François Chapon, Passerelles

Conseil de révisions

Ce livre résonne comme un hom­mage d’un genre par­ti­cu­lier. Celui qui, d’abord grâce à son père secré­taire de rédac­tion de la revue L’Occident, a grandi dans l’ambiance de peintres et d’écrivains avant d’entrer à (et de deve­nir le direc­teur influent de) la Biblio­thèque Jacques Dou­cet qu’il a ser­vie pen­dant 40 ans se livre à un exer­cice de conden­sa­tion.
Dans le “repère” qu’anima Fran­çois Cha­pon conver­gèrent les écri­vains, les artistes et l’histoire. Dès lors, et au nom de telles hôtes, les “pas­se­relles” auraient pu se trans­for­mer en lourds ponts.
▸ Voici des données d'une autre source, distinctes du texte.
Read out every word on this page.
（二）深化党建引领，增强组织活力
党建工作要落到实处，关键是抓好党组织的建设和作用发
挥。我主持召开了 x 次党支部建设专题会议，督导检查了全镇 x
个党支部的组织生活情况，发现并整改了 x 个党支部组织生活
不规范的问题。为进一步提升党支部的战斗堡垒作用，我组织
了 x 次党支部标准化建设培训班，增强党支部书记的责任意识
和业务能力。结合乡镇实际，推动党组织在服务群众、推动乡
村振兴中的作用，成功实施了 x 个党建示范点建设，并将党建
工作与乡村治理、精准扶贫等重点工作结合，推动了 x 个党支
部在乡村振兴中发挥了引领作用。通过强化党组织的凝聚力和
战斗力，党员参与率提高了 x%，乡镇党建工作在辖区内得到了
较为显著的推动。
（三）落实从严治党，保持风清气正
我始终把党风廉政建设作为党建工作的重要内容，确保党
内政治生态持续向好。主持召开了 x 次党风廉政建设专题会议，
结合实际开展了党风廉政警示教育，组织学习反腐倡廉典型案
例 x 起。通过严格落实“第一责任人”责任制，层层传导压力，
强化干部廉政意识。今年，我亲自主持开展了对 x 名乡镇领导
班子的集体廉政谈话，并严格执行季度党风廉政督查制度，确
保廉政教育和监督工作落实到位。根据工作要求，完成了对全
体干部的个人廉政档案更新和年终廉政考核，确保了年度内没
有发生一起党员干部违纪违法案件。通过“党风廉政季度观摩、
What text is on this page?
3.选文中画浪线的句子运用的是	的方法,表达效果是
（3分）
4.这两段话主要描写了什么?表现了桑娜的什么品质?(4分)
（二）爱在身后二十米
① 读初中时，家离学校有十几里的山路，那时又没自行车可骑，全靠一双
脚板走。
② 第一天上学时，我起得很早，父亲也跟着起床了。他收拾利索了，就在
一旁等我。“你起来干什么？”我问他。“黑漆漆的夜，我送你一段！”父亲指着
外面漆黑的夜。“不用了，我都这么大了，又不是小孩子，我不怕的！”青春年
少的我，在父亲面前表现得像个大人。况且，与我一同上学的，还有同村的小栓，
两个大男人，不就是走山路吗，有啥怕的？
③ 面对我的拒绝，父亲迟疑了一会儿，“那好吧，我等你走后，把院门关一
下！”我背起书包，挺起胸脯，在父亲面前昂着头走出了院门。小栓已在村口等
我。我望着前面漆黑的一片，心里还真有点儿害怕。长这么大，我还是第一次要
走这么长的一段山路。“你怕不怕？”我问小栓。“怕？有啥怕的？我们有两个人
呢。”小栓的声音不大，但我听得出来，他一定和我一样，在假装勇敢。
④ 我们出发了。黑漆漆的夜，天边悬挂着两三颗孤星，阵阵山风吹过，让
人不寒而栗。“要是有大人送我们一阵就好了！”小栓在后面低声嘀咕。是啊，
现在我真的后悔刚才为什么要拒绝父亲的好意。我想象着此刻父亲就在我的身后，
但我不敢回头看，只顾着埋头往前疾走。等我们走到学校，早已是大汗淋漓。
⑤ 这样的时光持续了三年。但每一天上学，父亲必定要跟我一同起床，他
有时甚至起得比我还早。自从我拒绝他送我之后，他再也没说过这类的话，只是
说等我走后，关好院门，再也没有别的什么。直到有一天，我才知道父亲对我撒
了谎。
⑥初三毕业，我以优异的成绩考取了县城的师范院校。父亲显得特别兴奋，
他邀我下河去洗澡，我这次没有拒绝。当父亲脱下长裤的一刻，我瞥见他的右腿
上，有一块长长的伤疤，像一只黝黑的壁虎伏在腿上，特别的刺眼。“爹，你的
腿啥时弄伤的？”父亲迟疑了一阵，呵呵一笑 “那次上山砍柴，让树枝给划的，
L’auteur aurait pu les édi­fier en mau­so­lées en hom­mage à toutes ses ren­contres. Mais il a su se poser la bonne ques­tion : “Ces pas­selles vers quoi ?” Et c’est bien cette ques­tion qui fait dévier ce livre et le rend important.

Dans Empreintes sur un buvard (Edi­tions des Cendres), l’auteur avait déjà ras­sem­blé un ensemble de pages de son Jour­nal. Ici, à l’inverse, plus qu’un reli­quat ou une somme, il donne les motifs d’une sorte de des­truc­tion ou de fin (mais pour une renais­sance) : “J’ai quitté, sans jamais y remettre les pieds, la cha­pelle du saint lan­gage. Je me suis délesté de tout ce qui aurait pesé : les hon­neurs, un Jour­nal, mes col­lec­tions, mes toits. L’amour, j’allais le perdre. Je n’ai emporté que la lumière, les sons – « de la musique avant toute chose », bien sûr.“
Le livre tient pour­tant d’un inven­taire de ces rai­sons sans s’attarder et sans les moindres règle­ments de compte que le rôle de l’auteur aurait pu sans dou­ter générés.

Il pro­pose plu­tôt un exer­cice d’émerveillement. Mais des “sou­ve­nirs”, il ne reste que l’essentiel. Fran­çois Cha­pon ne s’attarde pas et ne joue en rien le bra­vache. Bien au contraire. Ne sont conser­vées que les émo­tions majeures, exis­ten­tielles. L’auteur a donc com­mis volon­tai­re­ment “Le feu de l’autodafé” quitte à pei­ner (car ils n’apparaissent plus ici) ceux dont il conserve la mémoire de leur irrem­pla­çable com­pa­gnie.
Mais de sa grande famille demeure moins une gale­rie de por­traits que “tout ce qui reste” comme aurait dit Beckett. L’auteur en par­tage ici le goût de la briè­veté et de l’essentialité.

jean-paul gavard-perret

Fran­çois Cha­pon, Pas­se­relles, Des­sins de Gérard Titus-Carmel, Fata Mor­gana edi­tions, Font­froide le Haut, 2018, 64 p.